Bernstein and her colleagues analyzed a database of 647 patients — 269 patients during the pandemic and 378 from before the pandemic — with untreated, nonmetastatic prostate cancer who had similar risk factors and prognoses. Patients received their care from the Pennsylvania Urologic Regional Collaborative, which represents 11 groups and 127 urologists practicing at academic medical centers and community clinics in both urban and rural areas.

Black men were significantly less likely than white men to have a prostatectomy. Rates of the surgery fell for all men from March to May 2020, but they dropped 91% for Black men and only 17% for white men. After that first pandemic surge, rates of surgery returned to about equal levels for Black and white men. Other races or ethnicities were not analyzed for this paper because of their small numbers.

“I think the important thing to note here is that no one really needed to be treated for prostate cancer, but there was a dramatic difference in the way that this care was being delivered,” said Andres Correa, assistant professor of urologic oncology at Fox Chase Cancer Center and a study co-author. “Disparities in care when these restrictions were put in place were affecting one part of the population more than others. When something like Covid hits, it just amplifies those disparities even more.”

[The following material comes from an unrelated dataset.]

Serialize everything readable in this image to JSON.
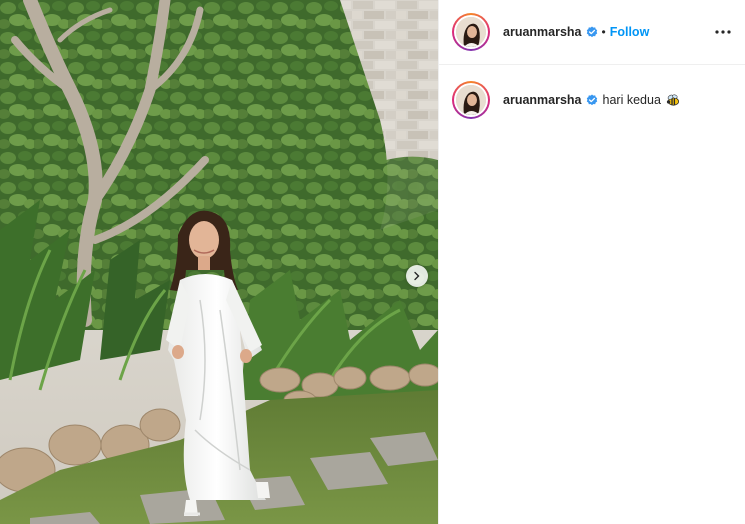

From the beginning of the pandemic, hospitals in areas like New York City, where more people of color live, were swamped by Covid cases, and have had to pivot away from routine cancer care. Philadelphia was harder hit by Covid-19 cases in the first wave than the surrounding region, creating a different impact on hospitals in the city than outside. While 43% of Pennsylvania’s Black population lives in Philadelphia, only 6% of the state’s white residents do.

It’s possible that people with more resources could travel to hospitals still offering prostate cancer surgery, but the researchers did not track those patterns.

“These men were being told that they should have treatment and then they had to wait,” Bernstein said. “It’s really important to note that all these patients have diagnoses of prostate cancer. They’re tapped into the medical system. They already had a cancer diagnosis, and so these are the patients that have the resources to begin with.”

Understanding what happens to patients who are uninsured or underinsured will be important for narrowing the cancer outcomes gap, Bernstein said, in the midst of a pandemic or not.

“Unequivocally, the differential burden of the Covid-19 pandemic extends beyond the illness caused by contracting this virus,” Randy Vince Jr., a urologist at the University of Michigan, wrote in an editorial published with the study. “The existing pandemic highlights many of the inequities in our society rooted in a history of systemic racism and oppression.”